1. Field of the Invention
The present invention relates to a solid electrolytic capacitor having an anode lead frame and cathode lead frame with their lower end surfaces exposed from the end surface of the exterior resin.
2. Description of Related Art
Conventionally, capacitors have been widely used in electronic circuits. Among the capacitors, electrolytic capacitors are relatively small and have large-capacity, and therefore, they have been often used in electrical power circuits and the like. As an example, such electrolytic capacitors include a solid electrolytic capacitor having the structure shown in FIG. 17. This solid electrolytic capacitor has a capacitor element having an anode lead-out part 121 and a cathode lead-out part 15. The anode lead-out part 121 and an anode lead frame 161 are connected to each other, while the cathode lead-out part 15 and a cathode lead frame 162 are connected to each other. The solid electrolytic capacitor shown in FIG. 17 has the structure in which parts of the anode lead frame 161 and cathode lead frame 162 and the capacitor element are covered by an exterior resin 19, while exposed parts of the anode lead frame 161 and cathode lead frame 162 from the exterior resin 19 are bent along the peripheral surface of the exterior resin 19.
In forming the solid electrolytic capacitor having the structure described above, when the anode lead frame 161 and the cathode lead frame 162 are bent along the exterior resin 19 as described above, a significant bending stress is applied. Therefore, the exterior resin 19 has to be thick to ensure the strength that can endure the bending stress. However, the thick exterior resin 19 increases the size of the capacitor, and therefore is not preferable. Further, recently there is a growing need for high capacity capacitors and it is required to increase the volume occupied by the capacitor element in the capacitor. To meet such requirements, a solid electrolytic capacitor having the structure shown in FIG. 18 has been proposed and used (see for example Japanese published unexamined patent application No. 2002-367862).

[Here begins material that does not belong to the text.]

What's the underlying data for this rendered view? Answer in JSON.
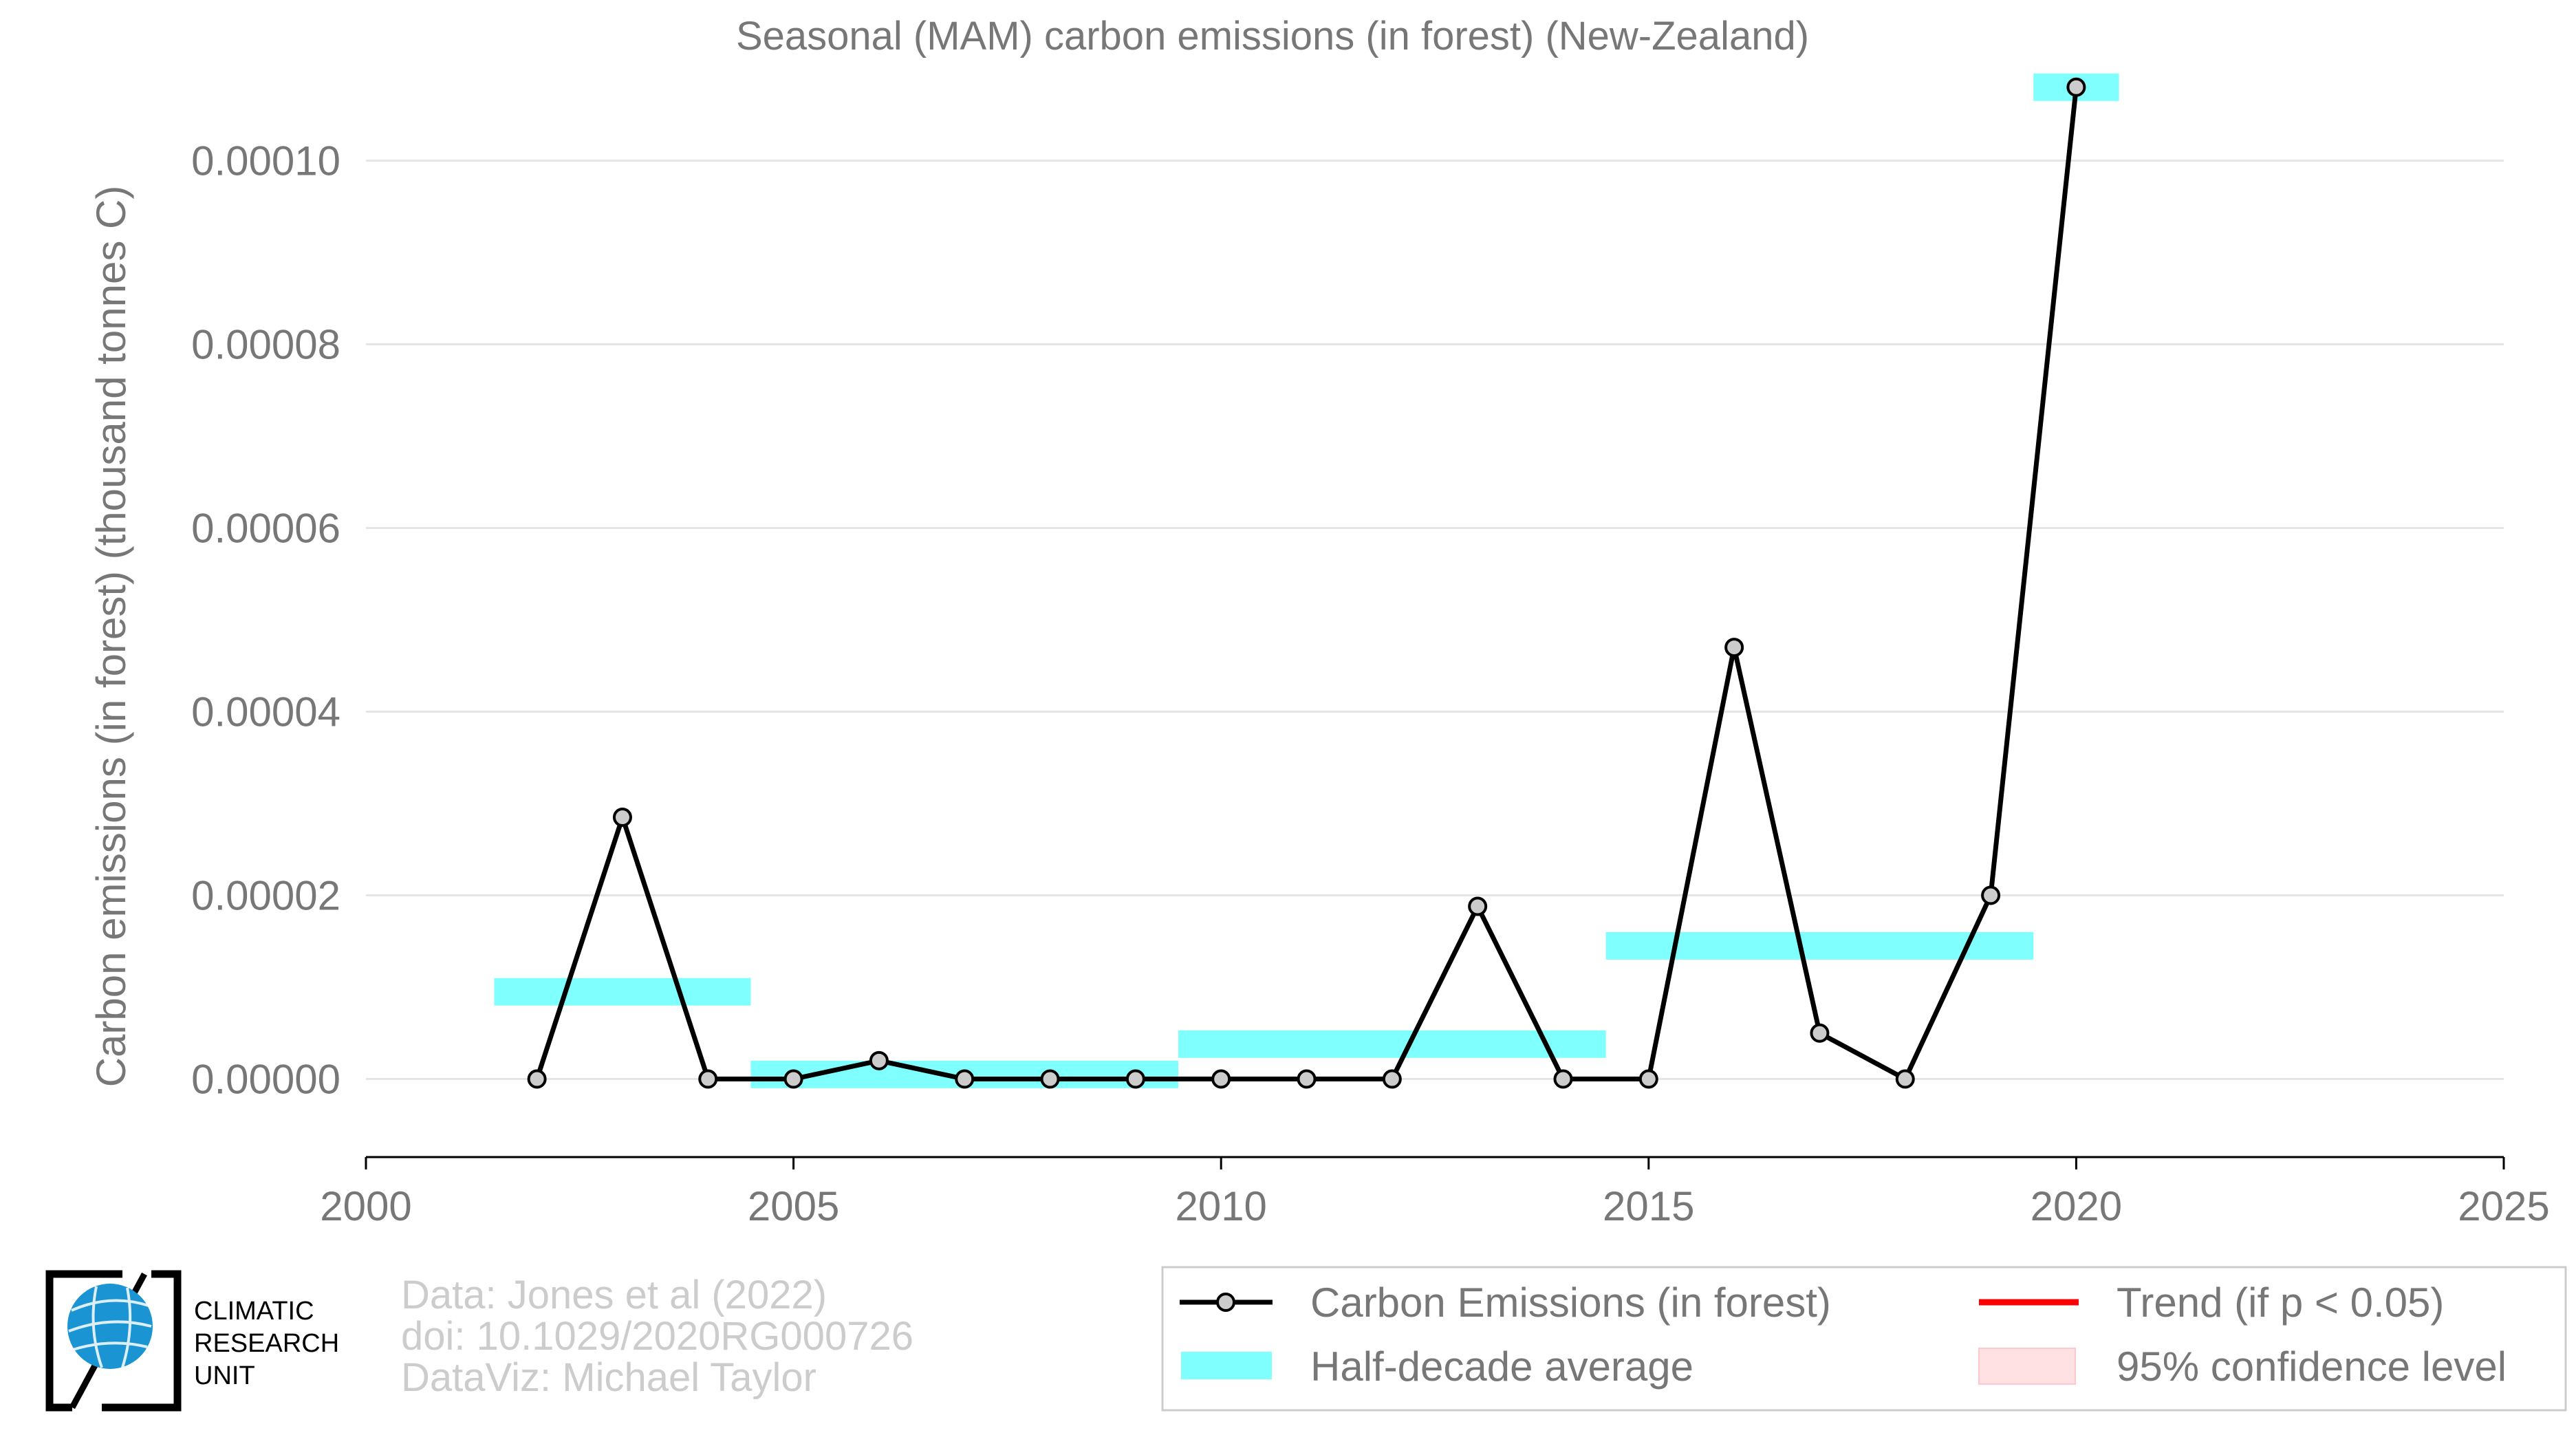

The solid electrolytic capacitor shown in FIG. 18 comprises the flat plate-like anode lead frame 161 and cathode lead frame 162, the lower end surfaces of which are exposed from the exterior resin 19. In such a solid electrolytic capacitor, in the case where the lead wire shown in FIG. 18 is used as the anode lead-out part 121, the anode lead-out part 121 and the cathode lead-out part 15 are not located on the same horizontal level. Therefore, when a conductive member 18 is mounted on the anode lead frame 161 and the anode lead-out part 121 is mounted on the conductive member 18, care should be taken for the capacitor element to be disposed horizontally. However, the thickness of each layer forming a capacitor element varies between individual layers. When such a capacitor element is connected to the anode lead frame 161 and the cathode lead frame 162 so that the cathode lead-out part 15 and the cathode lead frame 162 come into surface contact with each other for strong connection, the anode lead-out part 121 is separated from the conductive member 18 to fail in the reliable connection, leading to the problem of increase in ESR (Equivalent Series Resistance) of the capacitor or generation of defective units. Also, when it is attempted to firmly connect the conductive member 18 and the anode lead-out part 121, the cathode lead-out part 15 is not reliably connected to the cathode lead frame 162, thereby having problems of increase in the ESR and generation of defective units.